2. Make sure you keep below the inheritance tax threshold
In the tax year 2017/18 the inheritance tax nil rate band, also known as the inheritance tax threshold, for individuals is £325,000. This nil rate IHT band is transferable to a spouse or civil partner on death resulting in a total nil rate band of £650,000 for couples. In the 2015 Summer Budget a new ‘main residence transferable allowance’ was announced which gradually increases from £100,000 in 2017 to £175,000 per person by 2020/21 which may allow people to avoid inheritance tax on property. This sum is in addition to the nil rate IHT threshold. More information on the new inheritance tax allowance on property can be found here.
3. Give your assets away
If you give assets away and you survive for at least 7 years then all gifts are free and avoid inheritance tax. If you die within 7 years then inheritance tax will be paid on a reducing scale. You can also give gifts totalling £3,000 each year completely free of IHT. You can also gift £5,000 on the occasion of a child’s wedding.
4. Put assets into a trust
If you place assets within a trust they will not form part of your estate on death and avoid inheritance tax. You could place assets into a trust for the benefit of your children when the reach the age of 18 for example. This is outlined in more detail on page 12 of the above guide.
5. Put assets into a trust and still get the income
If you place assets into an ‘interest in possession trust’ you can still take income from the assets (which is liable to income tax) whilst avoiding inheritance tax on death.
6. Take out life insurance
You can cover any potential liability for IHT by taking out a life insurance policy for the potential inheritance tax bill and placing the policy in a trust to ensure it is paid outside of your estate.
7. Make gifts out of excess income
You can make ‘gifts out of income’ free from IHT. For gifts to qualify they must form part of normal expenditure, be made out of income and not reduce your standard of living. Some examples are highlighted on page 9 in the above guide.
8. Give away assets that are free from Capital Gains Tax
If you have assets that have fallen in value since purchase (property, shares etc.) they could be passed on without attracting Capital Gains Tax (CGT).

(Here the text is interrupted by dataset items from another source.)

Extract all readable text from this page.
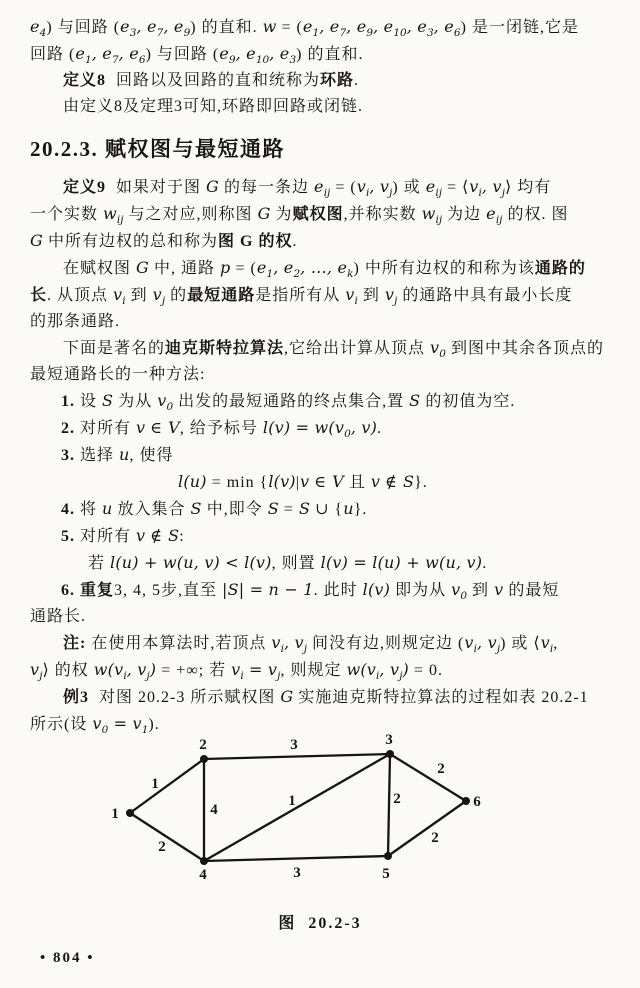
$e_4$) 与回路 ($e_3$, $e_7$, $e_9$) 的直和. $w = (e_1$, $e_7$, $e_9$, $e_{10}$, $e_3$, $e_6$) 是一闭链,它是

回路 ($e_1$, $e_7$, $e_6$) 与回路 ($e_9$, $e_{10}$, $e_3$) 的直和.

定义8  回路以及回路的直和统称为环路.

由定义8及定理3可知,环路即回路或闭链.

20.2.3. 赋权图与最短通路

定义9  如果对于图 G 的每一条边 $e_{ij} = (v_i$, $v_j$) 或 $e_{ij}$ = $⟨v_i$, $v_j⟩$ 均有

一个实数 $w_{ij}$ 与之对应,则称图 G 为赋权图,并称实数 $w_{ij}$ 为边 $e_{ij}$ 的权. 图

G 中所有边权的总和称为图 G 的权.

在赋权图 G 中, 通路 $p = (e_1$, $e_2$, …, $e_k$) 中所有边权的和称为该通路的

长. 从顶点 $v_i$ 到 $v_j$ 的最短通路是指所有从 $v_i$ 到 $v_j$ 的通路中具有最小长度

的那条通路.

下面是著名的迪克斯特拉算法,它给出计算从顶点 $v_0$ 到图中其余各顶点的

最短通路长的一种方法:

1. 设 S 为从 $v_0$ 出发的最短通路的终点集合,置 S 的初值为空.

2. 对所有 v ∈ V, 给予标号 $l(v) = w(v_0$, v).

3. 选择 u, 使得

l(u) = min {l(v)|v ∈ V 且 v ∉ S}.

4. 将 u 放入集合 S 中,即令 S = S ∪ {u}.

5. 对所有 v ∉ S:

若 l(u) + w(u, v) < l(v), 则置 l(v) = l(u) + w(u, v).

6. 重复3, 4, 5步,直至 |S| = n − 1. 此时 l(v) 即为从 $v_0$ 到 v 的最短

通路长.

注: 在使用本算法时,若顶点 $v_i$, $v_j$ 间没有边,则规定边 ($v_i$, $v_j$) 或 $⟨v_i$,

$v_j⟩$ 的权 $w(v_i$, $v_j$) = +∞; 若 $v_i = v_j$, 则规定 $w(v_i$, $v_j) = 0$.

例3  对图 20.2-3 所示赋权图 G 实施迪克斯特拉算法的过程如表 20.2-1

所示(设 $v_0 = v_1$).

1
2
3
4
1	2
2
3
2
1
2	3
4	5
6
图  20.2-3
• 804 •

Any recovery in the value of any assets would accrue in the estate of the recipient and any gain would be free from a potential IHT liability after 7 years.
9. Leave something to charity
Anything left to a charity will be free of any IHT liability. If you leave at least 10% of your total assets to charity then the inheritance tax rate on the remaining assets will be reduced form 40% to 36%.
10. Spend it!
There is little point in living on a tight budget as you grow older and then your beneficiaries get taxed at 40% on some of your assets. If you have worked hard to build up your assets then you should enjoy them to their upmost, maybe a new car or a holiday of a lifetime will add a bit of a spring to your step in retirement.